Título: Pura Vida: vida e morte de William Walker
Autor: Patrick Deville
Sinopse: (da contracapa) Cheguei na América Central, há alguns anos, com o projeto de escrever sobre a vida e a obra de William Walker, um aventureiro norte-americano do século XIX, que havia iniciado uma expedição catastrófica, no México, conseguindo, mais tarde, eleger-se presidente da Nicarágua, antes de acabar fuzilado em Honduras, e da existência do qual eu tinha tomado conhecimento em Havana. Enquanto percorria esses lugares, seguindo as pistas do seu exército fantasma, tive a impressão de que essa região do mundo, durante os dois últimos séculos, não tinha sido mais pobre de heróis, traidores e covardes do que as províncias gregas e latinas da Antiguidade.

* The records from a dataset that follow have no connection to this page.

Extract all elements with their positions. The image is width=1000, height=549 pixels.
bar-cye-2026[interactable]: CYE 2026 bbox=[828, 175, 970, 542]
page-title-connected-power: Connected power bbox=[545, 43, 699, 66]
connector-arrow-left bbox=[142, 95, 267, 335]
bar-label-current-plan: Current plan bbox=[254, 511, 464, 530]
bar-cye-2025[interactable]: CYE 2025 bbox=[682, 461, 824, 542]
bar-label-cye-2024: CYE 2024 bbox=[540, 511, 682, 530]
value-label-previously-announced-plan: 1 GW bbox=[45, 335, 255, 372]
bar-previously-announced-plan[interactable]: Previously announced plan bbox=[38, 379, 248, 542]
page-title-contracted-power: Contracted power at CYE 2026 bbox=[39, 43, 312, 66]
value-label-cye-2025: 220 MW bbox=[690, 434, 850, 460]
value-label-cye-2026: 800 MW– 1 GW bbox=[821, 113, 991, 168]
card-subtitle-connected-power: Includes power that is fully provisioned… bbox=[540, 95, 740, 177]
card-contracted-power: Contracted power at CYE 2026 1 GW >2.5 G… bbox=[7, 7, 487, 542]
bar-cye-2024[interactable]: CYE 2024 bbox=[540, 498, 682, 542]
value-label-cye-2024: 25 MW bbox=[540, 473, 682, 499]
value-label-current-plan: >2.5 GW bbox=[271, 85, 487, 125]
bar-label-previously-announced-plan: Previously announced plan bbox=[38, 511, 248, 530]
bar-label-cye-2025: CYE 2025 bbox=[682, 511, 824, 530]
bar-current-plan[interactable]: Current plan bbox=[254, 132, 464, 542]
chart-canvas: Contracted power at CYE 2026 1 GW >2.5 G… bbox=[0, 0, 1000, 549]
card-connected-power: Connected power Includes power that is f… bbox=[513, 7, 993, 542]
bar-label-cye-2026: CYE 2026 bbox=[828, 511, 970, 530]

Também aqui os homens sonharam em ser maiores do que eles mesmos, e muitas vezes, fracassaram. Comecei a relatar as vidas de Simon Bolivar e de Francisco Morazán, de Augusto César Sandino, assassinado pelo primeiro Somoza, e do Che.50, um agente dublê, mandado espionar o verdadeiro Che na Sierra Maestra. Patrick Deville nasceu em 1957. Publicou cinco romances e foi traduzido em onze idiomas.
Contexto da obra
Quando a classificação é mais ampla, o contexto do livro costuma depender ainda mais de autoria, tema e edição. “Pura Vida: vida e morte de William Walker”, de Patrick Deville, publicado pela editora Escritos, em 2004 e com 273 páginas, integra a categoria Livros Variados. Por isso, autoria, edição e tema acabam tendo ainda mais peso na forma de apresentar o livro.
Editora: Escritos
Páginas: 273
Ano: 2004
Edição:
Linguagem: pt_BR
ISBN: 8598334103
ISBN13:
Sobre a editora
Os livros da editora ESCRITOS costumam explorar narrativas que transitam entre o fantástico e o real, frequentemente trazendo personagens que enfrentam desafios físicos ou sociais, como deficiências ou exclusão, em cenários que vão do universo infantil a reflexões filosóficas profundas. O catálogo revela uma atenção especial à diversidade de corpos e experiências, seja por meio de contos com princesas que superam limitações, seja em diálogos que investigam o corpo como lugar de conhecimento e política. Há também obras que combinam análise histórica e cultural, como a relação entre cinema e passado, com textos densos e reflexivos sobre filosofia e sociedade. Essa variedade sugere uma linha editorial que valoriza tanto a narrativa acessível e sensível quanto o pensamento crítico e a pesquisa.